US-Regierung erlaubt 15prozentige Beimischung von Ethanol zu Treibstoff

Konflikt zwischen Tank und Teller verschiebt sich immer mehr in Richtung Tank


Die US-Regierung will ihre Abhängigkeit von Erdölimporten reduzieren, da fossile Energieträger knapper und teurer werden. Eine der Maßnahmen sieht vor, den Anteil von Ethanol am Treibstoff zu erhöhen. Im Energy Independence and Security Act aus dem Jahre 2007 wird das Ziel ausgegeben, daß im Jahre 2022 das Volumen an "erneuerbaren Treibstoffen" 36 Milliarden Gallonen (136 Mrd. Liter) beträgt.
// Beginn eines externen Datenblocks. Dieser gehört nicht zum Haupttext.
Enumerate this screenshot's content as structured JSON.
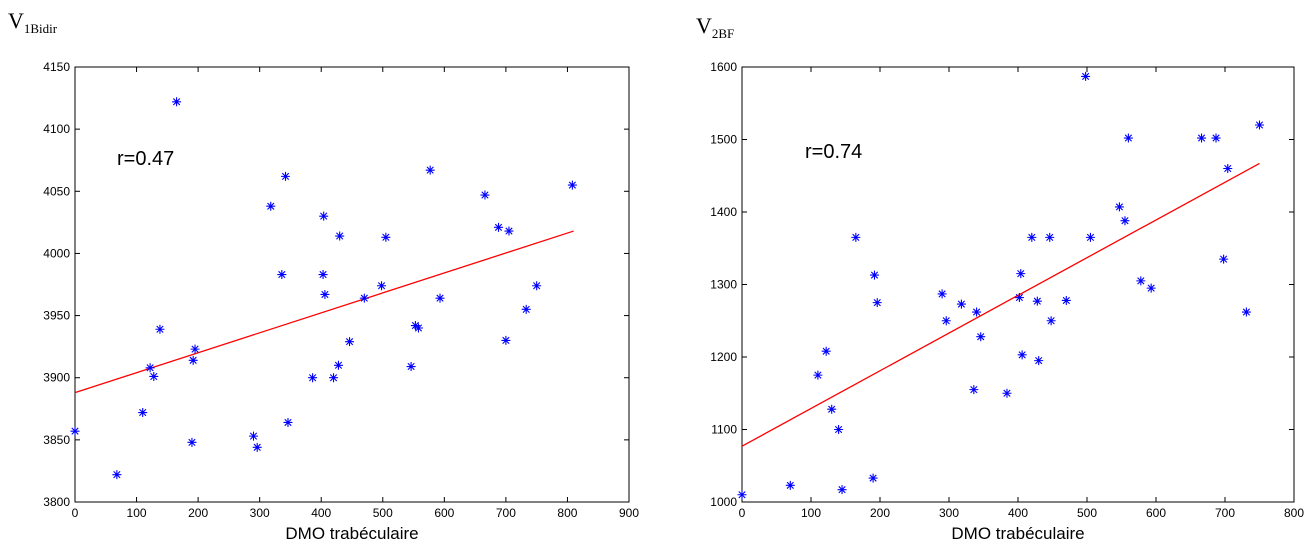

Ethanol wird als erneuerbar definiert, weil es aus Pflanzen oder Abfall gewonnen wird.

Am Mittwoch hat die Umweltschutzbehörde EPA eine Ethanolzumischung von 15 Prozent zum Benzin gestattet. Die Freigabe des neuen Treibstoffgemischs E15 wird teils begrüßt, teils abgelehnt; oftmals verläuft die Grenze zwischen Lobbyverbänden der Biosprit- und Erdölindustrie. Die Umweltschutzorganisation Friends of the Earth steht allerdings nicht im Verdacht, die Interessen der Ölgesellschaften zu vertreten, eher wäre sie der Erneuerbaren-Energiewirtschaft zuzuordnen. Wenn also nun diese Umweltorganisation die EPA kritisiert [1], sie habe das Luftreinhaltegesetz mißachtet und solle eine vollständige Bilanz der Luftverschmutzung, die von dem E15-Gemisch ausgeht, aufstellen, dann sollte die Kritik nicht mit Lobbyismus abgetan werden.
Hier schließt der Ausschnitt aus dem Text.